What to expect when you make this file:

  • source nodes read files into named tables.
  • Core transform nodes point at earlier node IDs with inputs: [...].
  • Formula strings operate on columns from the input table.
  • Each node emits a named output that downstream nodes can reference.
  • rime validate pipeline.dag.yaml catches schema and graph mistakes before a run.
  • rime run pipeline.dag.yaml writes node outputs under outputs/ and reuses cached work when inputs and node definitions have not changed.

Core nodes are usually the right first move when the transformation can be described as table algebra. They keep the pipeline readable for reviewers who may not know the language you would otherwise have written.

Script nodes are for everything that needs a real language: API clients, custom parsing, model inference, specialized statistical packages, unusual joins, plotting helpers, or project-specific business logic.

In a script node, the YAML still declares the node and its dependencies, but the implementation lives in a script file:

specification_version: "2.1"
nodes:
- id: customers
kind: source
path: data/customers.csv
- id: scored_customers
kind: python
source: scripts/score_customers.py
in:
customers: customers
out:
scored: table

The Python file exports the function Rime should run:

import pandas as pd
def run(customers: pd.DataFrame) -> pd.DataFrame:
scored = customers.copy()
scored["risk_score"] = (
scored["late_payments"] * 2 + scored["open_balance"] / 1000
)
return scored

Rime interprets that script as a node function.
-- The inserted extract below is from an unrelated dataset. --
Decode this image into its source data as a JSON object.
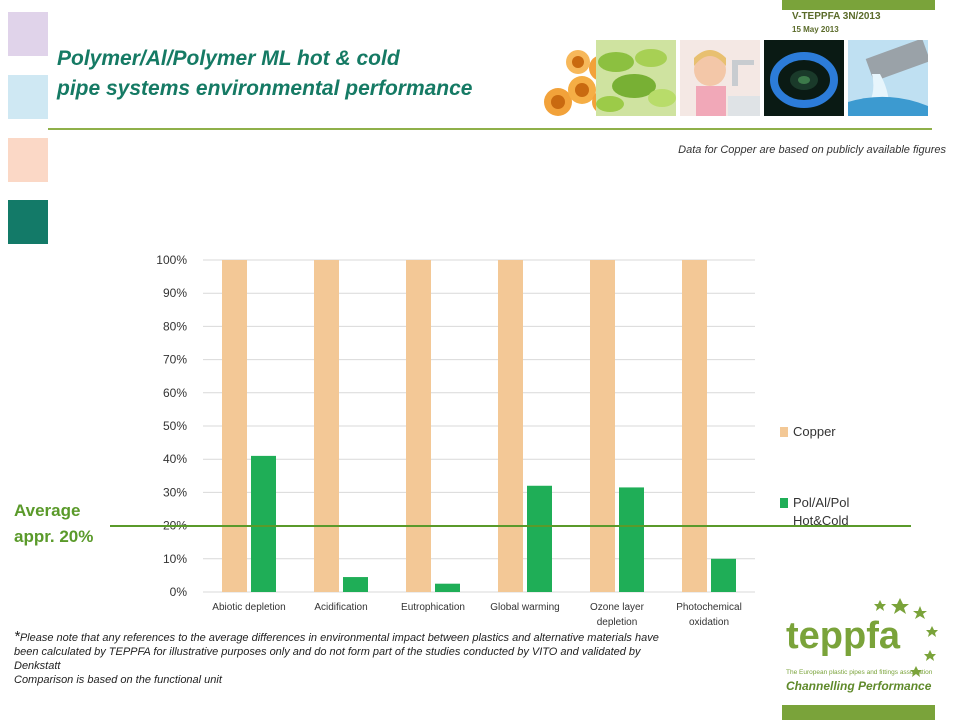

The engine reads the declared inputs, materializes them in the native shape for the language, calls the function, captures the return value, validates the declared outputs, and makes those outputs available to the rest of the DAG.
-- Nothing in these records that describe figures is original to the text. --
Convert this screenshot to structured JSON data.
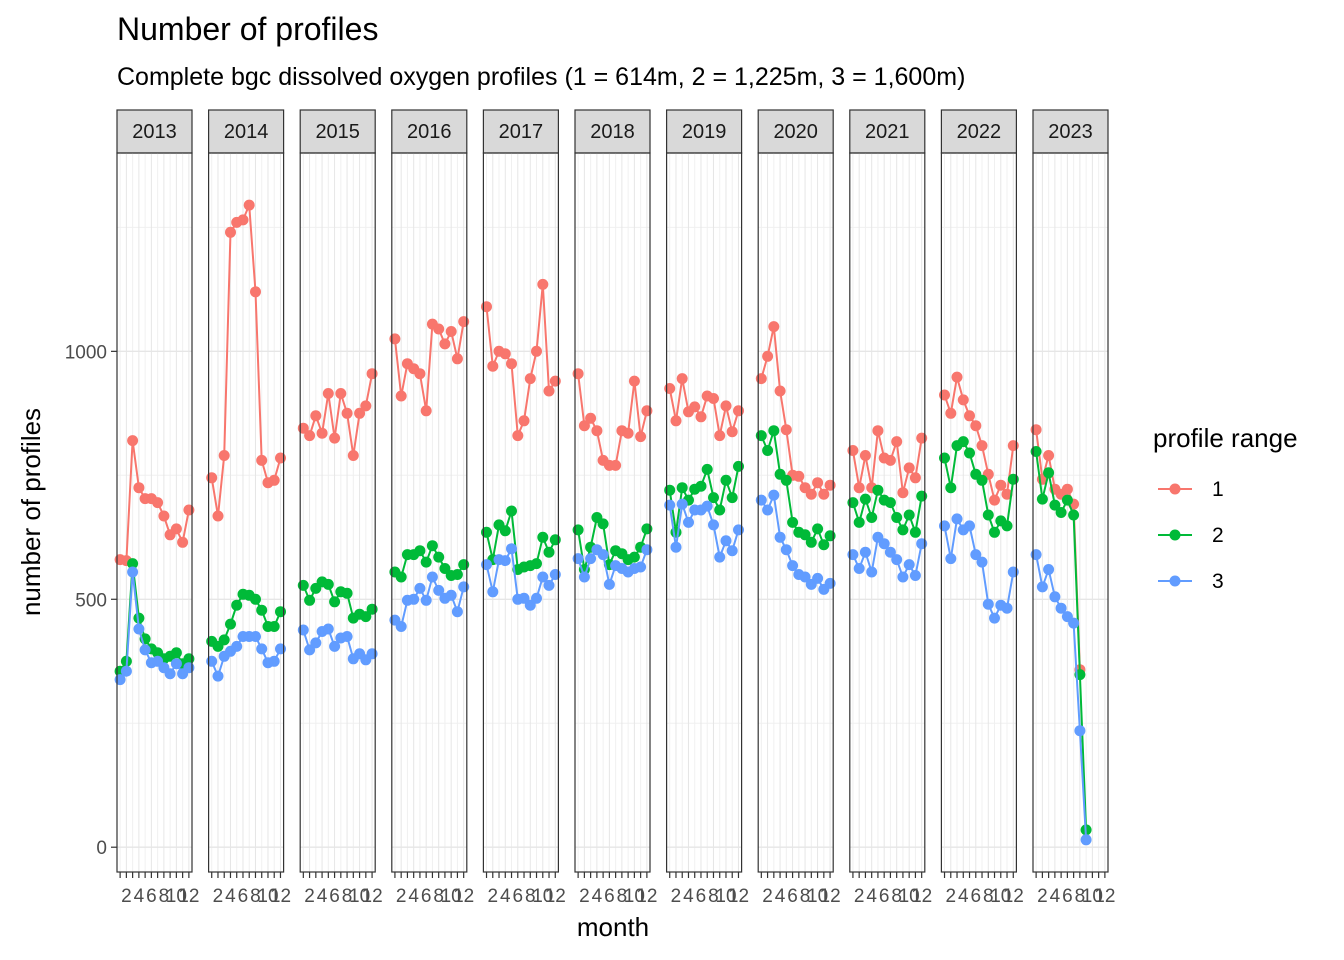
{
  "chart_data": {
    "type": "line",
    "title": "Number of profiles",
    "subtitle": "Complete bgc dissolved oxygen profiles (1 = 614m, 2 = 1,225m, 3 = 1,600m)",
    "xlabel": "month",
    "ylabel": "number of profiles",
    "x_ticks": [
      "2",
      "4",
      "6",
      "8",
      "10",
      "12"
    ],
    "y_ticks": [
      0,
      500,
      1000
    ],
    "ylim": [
      -50,
      1400
    ],
    "xlim": [
      0.5,
      12.5
    ],
    "grid": true,
    "facet_by": "year",
    "legend": {
      "title": "profile range",
      "position": "right"
    },
    "series_colors": {
      "1": "#F8766D",
      "2": "#00BA38",
      "3": "#619CFF"
    },
    "panels": [
      {
        "year": "2013",
        "series": [
          {
            "name": "1",
            "values": [
              580,
              578,
              820,
              725,
              703,
              703,
              695,
              668,
              630,
              642,
              615,
              680
            ]
          },
          {
            "name": "2",
            "values": [
              355,
              375,
              572,
              462,
              420,
              400,
              392,
              380,
              385,
              392,
              370,
              380
            ]
          },
          {
            "name": "3",
            "values": [
              338,
              355,
              555,
              440,
              398,
              372,
              375,
              362,
              350,
              370,
              350,
              362
            ]
          }
        ]
      },
      {
        "year": "2014",
        "series": [
          {
            "name": "1",
            "values": [
              745,
              668,
              790,
              1240,
              1260,
              1265,
              1295,
              1120,
              780,
              735,
              740,
              785
            ]
          },
          {
            "name": "2",
            "values": [
              415,
              405,
              418,
              450,
              488,
              510,
              508,
              500,
              478,
              445,
              445,
              475
            ]
          },
          {
            "name": "3",
            "values": [
              375,
              345,
              385,
              395,
              405,
              425,
              425,
              425,
              400,
              372,
              375,
              400
            ]
          }
        ]
      },
      {
        "year": "2015",
        "series": [
          {
            "name": "1",
            "values": [
              845,
              830,
              870,
              835,
              915,
              825,
              915,
              875,
              790,
              875,
              890,
              955
            ]
          },
          {
            "name": "2",
            "values": [
              528,
              498,
              522,
              535,
              530,
              495,
              515,
              512,
              462,
              470,
              465,
              480
            ]
          },
          {
            "name": "3",
            "values": [
              438,
              398,
              412,
              435,
              440,
              405,
              422,
              425,
              380,
              390,
              378,
              390
            ]
          }
        ]
      },
      {
        "year": "2016",
        "series": [
          {
            "name": "1",
            "values": [
              1025,
              910,
              975,
              965,
              955,
              880,
              1055,
              1045,
              1015,
              1040,
              985,
              1060
            ]
          },
          {
            "name": "2",
            "values": [
              555,
              545,
              590,
              590,
              598,
              575,
              608,
              585,
              562,
              548,
              550,
              570
            ]
          },
          {
            "name": "3",
            "values": [
              458,
              445,
              498,
              500,
              522,
              498,
              545,
              518,
              502,
              508,
              475,
              525
            ]
          }
        ]
      },
      {
        "year": "2017",
        "series": [
          {
            "name": "1",
            "values": [
              1090,
              970,
              1000,
              995,
              975,
              830,
              860,
              945,
              1000,
              1135,
              920,
              940
            ]
          },
          {
            "name": "2",
            "values": [
              635,
              580,
              650,
              638,
              678,
              560,
              565,
              568,
              572,
              625,
              595,
              620
            ]
          },
          {
            "name": "3",
            "values": [
              570,
              515,
              580,
              578,
              602,
              500,
              502,
              488,
              502,
              545,
              528,
              550
            ]
          }
        ]
      },
      {
        "year": "2018",
        "series": [
          {
            "name": "1",
            "values": [
              955,
              850,
              865,
              840,
              780,
              770,
              770,
              840,
              835,
              940,
              828,
              880
            ]
          },
          {
            "name": "2",
            "values": [
              640,
              560,
              605,
              665,
              652,
              570,
              598,
              592,
              580,
              585,
              605,
              642
            ]
          },
          {
            "name": "3",
            "values": [
              582,
              545,
              582,
              600,
              590,
              530,
              568,
              562,
              555,
              562,
              565,
              600
            ]
          }
        ]
      },
      {
        "year": "2019",
        "series": [
          {
            "name": "1",
            "values": [
              925,
              860,
              945,
              878,
              888,
              868,
              910,
              905,
              830,
              890,
              838,
              880
            ]
          },
          {
            "name": "2",
            "values": [
              720,
              635,
              725,
              700,
              722,
              728,
              762,
              705,
              680,
              740,
              705,
              768
            ]
          },
          {
            "name": "3",
            "values": [
              690,
              605,
              692,
              655,
              680,
              680,
              688,
              650,
              585,
              618,
              598,
              640
            ]
          }
        ]
      },
      {
        "year": "2020",
        "series": [
          {
            "name": "1",
            "values": [
              945,
              990,
              1050,
              920,
              842,
              750,
              748,
              725,
              712,
              735,
              712,
              730
            ]
          },
          {
            "name": "2",
            "values": [
              830,
              800,
              840,
              752,
              740,
              655,
              635,
              630,
              615,
              642,
              610,
              628
            ]
          },
          {
            "name": "3",
            "values": [
              700,
              680,
              710,
              625,
              600,
              568,
              550,
              545,
              530,
              542,
              520,
              532
            ]
          }
        ]
      },
      {
        "year": "2021",
        "series": [
          {
            "name": "1",
            "values": [
              800,
              725,
              790,
              725,
              840,
              785,
              780,
              818,
              715,
              765,
              745,
              825
            ]
          },
          {
            "name": "2",
            "values": [
              695,
              655,
              702,
              665,
              720,
              700,
              695,
              665,
              640,
              670,
              635,
              708
            ]
          },
          {
            "name": "3",
            "values": [
              590,
              562,
              595,
              555,
              625,
              612,
              595,
              580,
              545,
              570,
              548,
              612
            ]
          }
        ]
      },
      {
        "year": "2022",
        "series": [
          {
            "name": "1",
            "values": [
              912,
              875,
              948,
              902,
              870,
              850,
              810,
              752,
              700,
              730,
              712,
              810
            ]
          },
          {
            "name": "2",
            "values": [
              785,
              725,
              810,
              818,
              795,
              752,
              740,
              670,
              635,
              658,
              648,
              742
            ]
          },
          {
            "name": "3",
            "values": [
              648,
              582,
              662,
              640,
              648,
              590,
              575,
              490,
              462,
              488,
              482,
              555
            ]
          }
        ]
      },
      {
        "year": "2023",
        "series": [
          {
            "name": "1",
            "values": [
              842,
              742,
              790,
              722,
              712,
              722,
              692,
              358,
              null,
              null,
              null,
              null
            ]
          },
          {
            "name": "2",
            "values": [
              798,
              702,
              755,
              690,
              675,
              700,
              670,
              348,
              35,
              null,
              null,
              null
            ]
          },
          {
            "name": "3",
            "values": [
              590,
              525,
              560,
              505,
              482,
              465,
              452,
              235,
              15,
              null,
              null,
              null
            ]
          }
        ]
      }
    ]
  }
}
The same idea applies across languages:

  • SQL nodes run in DuckDB with upstream tables available as named views.
  • Python nodes receive pandas DataFrames and return DataFrames or declared objects.
  • R nodes receive data frames or tibbles and return data frames.
  • JavaScript nodes use Rime’s defineNode helper to declare inputs, outputs, and a run function.

Script nodes keep custom code focused on computation. You should not need to write intermediate Parquet files, invent file naming conventions, pass paths through environment variables, or manually wire logs into downstream steps. That work belongs to the Rime runtime.

Most useful pipelines mix the two styles. Start with core nodes for the readable, reviewable table operations. Add script nodes where a language earns its place.

specification_version: "2.1"
nodes:
- id: orders
kind: source
path: data/orders.csv
- id: clean_orders
kind: filter
inputs: [orders]
expr: "[status] != 'cancelled'"
- id: model_inputs
kind: select
inputs: [clean_orders]
columns: [customer_id, ordered_at, subtotal, discount, region]
- id: predictions
kind: python
source: scripts/predict_churn.py
in:
orders: model_inputs
out:
scored_customers: table

That is the main Rime habit: declare the data flow in one file, write custom functions only where they clarify the work, and let the runtime handle the execution machinery.